Deutschland soll Weltmacht werden: CDU, CSU und SPD wollen Bundeswehr attraktiver machen und Rüstungsindustrie stärken. Zehn Thesen zum Koalitionsvertrag

Von Sevim Dagdelen *

Nach dem für heute anvisierten Abschluß der Koalitionsverhandlungen wollen die drei Parteichefs Angela Merkel (CDU), Sigmar Gabriel (SPD) und Horst Seehofer (CSU) den Koalitionsvertrag vorstellen. Sevim Dagdelen, Sprecherin für internationale Beziehungen der Fraktion Die Linke, bewertet die Vereinbarungen im Bereich »Internationale Politik«.

1. Weltordnungsmacht

Unmißverständlich wird im Koalitionsvertrag für Deutschland der Anspruch erhoben, Weltordnungsmacht zu werden. Dabei werden insbesondere die »Bündnistreue« innerhalb der NATO und die Bedeutung der »transatlantischen Partnerschaft« betont. Es ist der erste Koalitionsvertrag, der auf jedem Gebiet der internationalen Politik – von der Außen- bis zur Außenwirtschaftspolitik – den Anspruch, globale Hegemonialmacht zu werden, derart offen formuliert. Dabei sollen von diplomatischen bis hin zu militärischen Mitteln alle Instrumente zum Einsatz kommen, die dem Ziel einer Stärkung der machtpolitischen Position dienlich sein könnten. Beim anvisierten Aufstieg zur Weltmacht wird die transatlantische Zusammenarbeit als von »grundlegender Bedeutung« angesehen. Auch deshalb setzt die kommende große Koalition von CDU, CSU und SPD ganz stark auf eine Intensivierung der Beziehungen zu den USA, im militärischen Bereich innerhalb der NATO, wie auch im ökonomischen Bereich durch den Abschluß eines Freihandelsabkommens EU-USA.

2. Afghanistan

Die zehnjährige deutsche Beteiligung am Krieg in Afghanistan wird positiv gewertet. Während erneut betont wird, daß die Kampftruppen 2014 abgezogen werden sollen, wird zugleich unmißverständlich klargestellt, daß die Koalition »zu einer angemessenen Beteiligung Deutschlands im Rahmen der Beratungsmission unter NATO-Führung, für den Fall, daß die völkerrechtlichen Voraussetzungen und die Beteiligung unserer Partner sichergestellt sind«, steht. Das heißt nichts anderes, als daß CDU/CSU und SPD bereit sind, auch nach 2014 den Krieg in Afghanistan an der Seite der USA unter Beteiligung der Bundeswehr fortzuführen. Der angebliche Abzug der Bundeswehr bis Ende 2014 erweist sich als schlichter Betrug der Öffentlichkeit.

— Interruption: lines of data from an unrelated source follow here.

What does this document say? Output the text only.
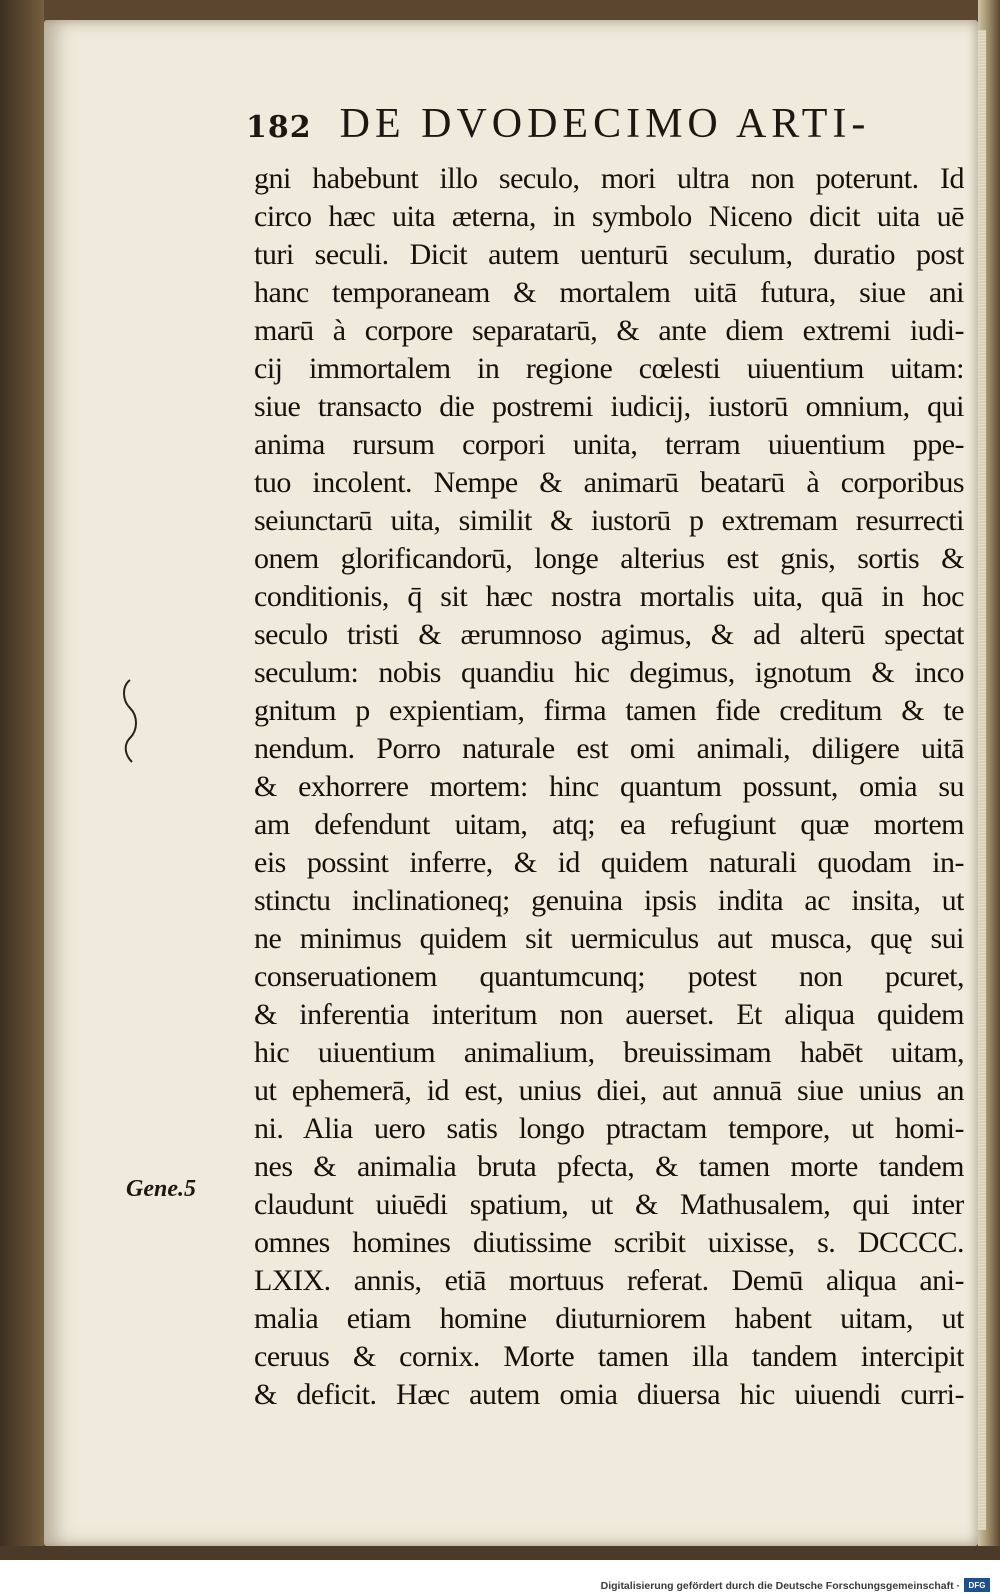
182 DE DVODECIMO ARTI-
Gene.5
gni habebunt illo seculo, mori ultra non poterunt. Id
circo hæc uita æterna, in symbolo Niceno dicit uita uē
turi seculi. Dicit autem uenturū seculum, duratio post
hanc temporaneam & mortalem uitā futura, siue ani
marū à corpore separatarū, & ante diem extremi iudi-
cij immortalem in regione cœlesti uiuentium uitam:
siue transacto die postremi iudicij, iustorū omnium, qui
anima rursum corpori unita, terram uiuentium ppe-
tuo incolent. Nempe & animarū beatarū à corporibus
seiunctarū uita, similit & iustorū p extremam resurrecti
onem glorificandorū, longe alterius est gnis, sortis &
conditionis, q̄ sit hæc nostra mortalis uita, quā in hoc
seculo tristi & ærumnoso agimus, & ad alterū spectat
seculum: nobis quandiu hic degimus, ignotum & inco
gnitum p expientiam, firma tamen fide creditum & te
nendum. Porro naturale est omi animali, diligere uitā
& exhorrere mortem: hinc quantum possunt, omia su
am defendunt uitam, atq; ea refugiunt quæ mortem
eis possint inferre, & id quidem naturali quodam in-
stinctu inclinationeq; genuina ipsis indita ac insita, ut
ne minimus quidem sit uermiculus aut musca, quę sui
conseruationem quantumcunq; potest non pcuret,
& inferentia interitum non auerset. Et aliqua quidem
hic uiuentium animalium, breuissimam habēt uitam,
ut ephemerā, id est, unius diei, aut annuā siue unius an
ni. Alia uero satis longo ptractam tempore, ut homi-
nes & animalia bruta pfecta, & tamen morte tandem
claudunt uiuēdi spatium, ut & Mathusalem, qui inter
omnes homines diutissime scribit uixisse, s. DCCCC.
LXIX. annis, etiā mortuus referat. Demū aliqua ani-
malia etiam homine diuturniorem habent uitam, ut
ceruus & cornix. Morte tamen illa tandem intercipit
& deficit. Hæc autem omia diuersa hic uiuendi curri-
Digitalisierung gefördert durch die Deutsche Forschungsgemeinschaft ·	DFG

3. Zivil-militärische Zusammenarbeit

Kernstück der künftigen Außen- und Sicherheitspolitik ist die »ressortübergreifende Zusammenarbeit«, wie auch der Ausbau der zivil-militärischen Kooperation, bei der sich »zivile und militärische Instrumente ergänzen«. In diesem Sinne geht es auch um eine stärkere Verzahnung der »bestehenden deutschen Institutionen der Friedensförderung und Friedensforschung wie das Zentrum für Internationale Friedenseinsätze (ZIF), der Zivile Friedensdienst, die Bundesakademie für Sicherheitspolitik und die Deutsche Stiftung Friedensforschung«. Gerade auch die deutsche Beteiligung an internationalen Polizeimissionen soll durch eine Verbesserung der »rechtlichen, organisatorischen und finanziellen Voraussetzungen für den Einsatz von Polizistinnen und Polizisten« gefördert werden. Hierzu sind auch Vereinbarungen mit den Bundesländern geplant. Dieser Ansatz der vernetzten Sicherheit setzt dann auf die Zusammenarbeit von »Soldaten, Polizisten, Diplomaten, Entwicklungs- und Aufbauhelfern« bei künftigen Auslandseinsätzen.

4. Militarismus

Spiegel der imperialen Weltmachtorientierung nach außen ist Militarismus nach innen. Die Rede ist von einer »Attraktivitätsoffensive«, um mehr Rekruten für die Bundeswehr zu gewinnen. Um eine stärkere Verankerung der Bundeswehr in der Gesellschaft zu erzielen, wird auf »feierliche Gelöbnisse« im öffentlichen Raum gesetzt, wie auch auf den verstärkten Einsatz von Jugendoffizieren an Schulen. Reservisten sollen entsprechend aktiviert werden. Die große Koalition »erkennt den Wert der Reserve für die Auftragserfüllung der Bundeswehr und als Bindeglied und Mittler zwischen Bundeswehr und Gesellschaft an«, heißt es entsprechend im gemeinsamen Papier. Der Zugang der Bundeswehr zu »Schulen, Hochschulen, Ausbildungsmessen und ähnlichen Foren« soll zu einer Selbstverständlichkeit werden. Ziel ist es, auf eine höhere Akzeptanz für Auslandseinsätze der Bundeswehr und deutsche Kriegsbeteiligungen in der Gesellschaft hinzuarbeiten.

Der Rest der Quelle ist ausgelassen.